After a few min­utes of vac­il­lat­ing from one idea to anoth­er, my eyes were sud­den­ly caught by an approach­ing oncom­ing con­voy of ISAF (Inter­na­tion­al Secu­ri­ty Assis­tance Force) and ANA (Afghan Nation­al Army). I looked at the sus­pect­ed sui­cide bomber. He was mov­ing from side to side look­ing at the con­voy while keep­ing one hand on his tum­my mut­ter­ing some­thing with him­self. Like when some­one is dying, they repeat vers­es from their holy book. When I saw this, I became a hun­dred per­cent sure that the sce­nario seems to be a sui­cide attack. My Adam’s apple was bob­bing up and down. My lips had gone dry. I licked them and I found my tongue dry too. 

When you kill a man, you steal a life. You steal a wife’s right to a hus­band, and rob his chil­dren of a father. If you save a life, I believe in some rewards from God. So, I quick­ly decid­ed to thwart the imma­nent attack and save my life along with nine oth­er pas­sen­gers in that vehi­cle and many oth­ers outside. 

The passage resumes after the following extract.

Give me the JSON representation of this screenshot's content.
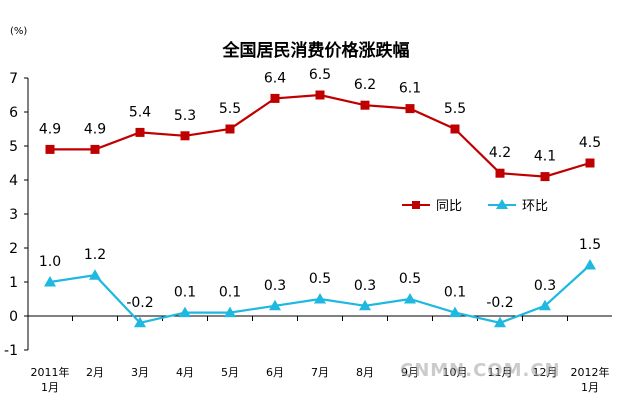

First, I took a deep breath, focused all my con­cen­tra­tion and ener­gy and then grabbed both hands of the man twist­ed them and turned them over to hind. I felt so strong at that moment that I attacked a thir­ty year old man and slumped over on his seat with my itsy bit­sy body. I put my knee right up against his back. He was scream­ing and try­ing to release him­self, but he was held so tight­ly that he couldn’t even move. Loud Afghan Atan music with strong beats of drum and trum­pet blared from the speak­ers in the car. Since we were in the rear seat, the dri­ver couldn’t hear us, so he kept dri­ving. I was hold­ing him as long as the con­voy passed us. Final­ly, I searched him with my foot pre­tend­ing that I would release him. After a veneer of releas­ing, I searched him thor­ough­ly. There was noth­ing explo­sive to feel hard or heavy with him. His vest was stuffed with emp­ty min­er­al water bot­tles and old shop­ping bags like some­one with a psy­chi­atric problem.

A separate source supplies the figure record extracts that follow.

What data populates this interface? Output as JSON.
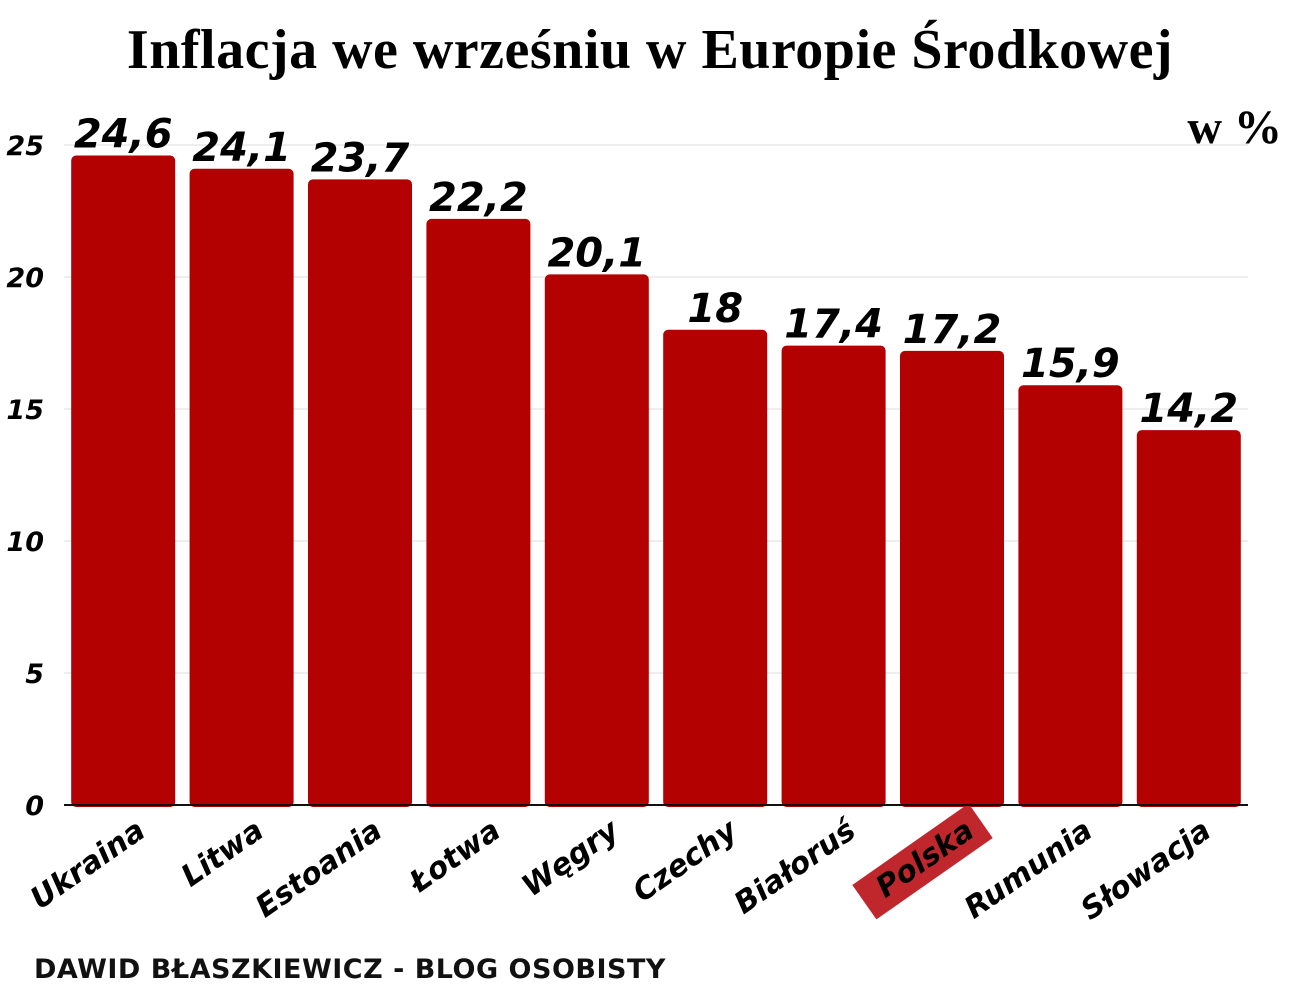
{
  "title": "Inflacja we wrześniu w Europie Środkowej",
  "unit": "w %",
  "footer": "DAWID BŁASZKIEWICZ - BLOG OSOBISTY",
  "colors": {
    "bar": "#b30000",
    "highlight": "#c0272d",
    "grid": "#dddddd",
    "axis": "#111111"
  },
  "chart_data": {
    "type": "bar",
    "categories": [
      "Ukraina",
      "Litwa",
      "Estoania",
      "Łotwa",
      "Węgry",
      "Czechy",
      "Białoruś",
      "Polska",
      "Rumunia",
      "Słowacja"
    ],
    "values": [
      24.6,
      24.1,
      23.7,
      22.2,
      20.1,
      18,
      17.4,
      17.2,
      15.9,
      14.2
    ],
    "value_labels": [
      "24,6",
      "24,1",
      "23,7",
      "22,2",
      "20,1",
      "18",
      "17,4",
      "17,2",
      "15,9",
      "14,2"
    ],
    "highlight_category": "Polska",
    "yticks": [
      0,
      5,
      10,
      15,
      20,
      25
    ],
    "ylim": [
      0,
      25
    ],
    "grid": true,
    "legend": "none"
  }
}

After it turned out that the man was inno­cent, I was very much embar­rassed. I received punch­es, slaps and shoves, but I nei­ther showed any reac­tion nor cared about it. After exchang­ing a few words with him, I got to know that he had men­tal prob­lems and was psy­cho­log­i­cal­ly unbal­anced. After a few min­utes, the man raised his hand to scratch his head. I flinched, because I thought it was anoth­er one of those slaps on my face. I was mor­ti­fied and still felt scared tinged with a lit­tle feel­ing of courage and brav­ery, but I took myself as if I had done noth­ing wrong. 

My embar­rass­ment turned me a lit­tle to the right, so that the man could­n’t see me eye to eye. I faced to the pas­sen­ger on my oth­er side. I saw a smile on his face for the first time since the begin­ning of the trip. When I talked to him, he thought that he would die with his baby-girl on that day. We rolled up to Jalal­abad city. I was about to get off the bus; the pas­sen­ger on my right addressed me with the nick­name “denar bachay”, and pat­ted me on my back. He wished me a bright future. I apol­o­gized to the sus­pect­ed man for my mis­take and asked him if he want­ed to stay with me for lunch. He accept­ed my apol­o­gy and declined the invi­ta­tion. I got back home safe with a feel­ing of val­or. That is how my trip to Kab­ul ended.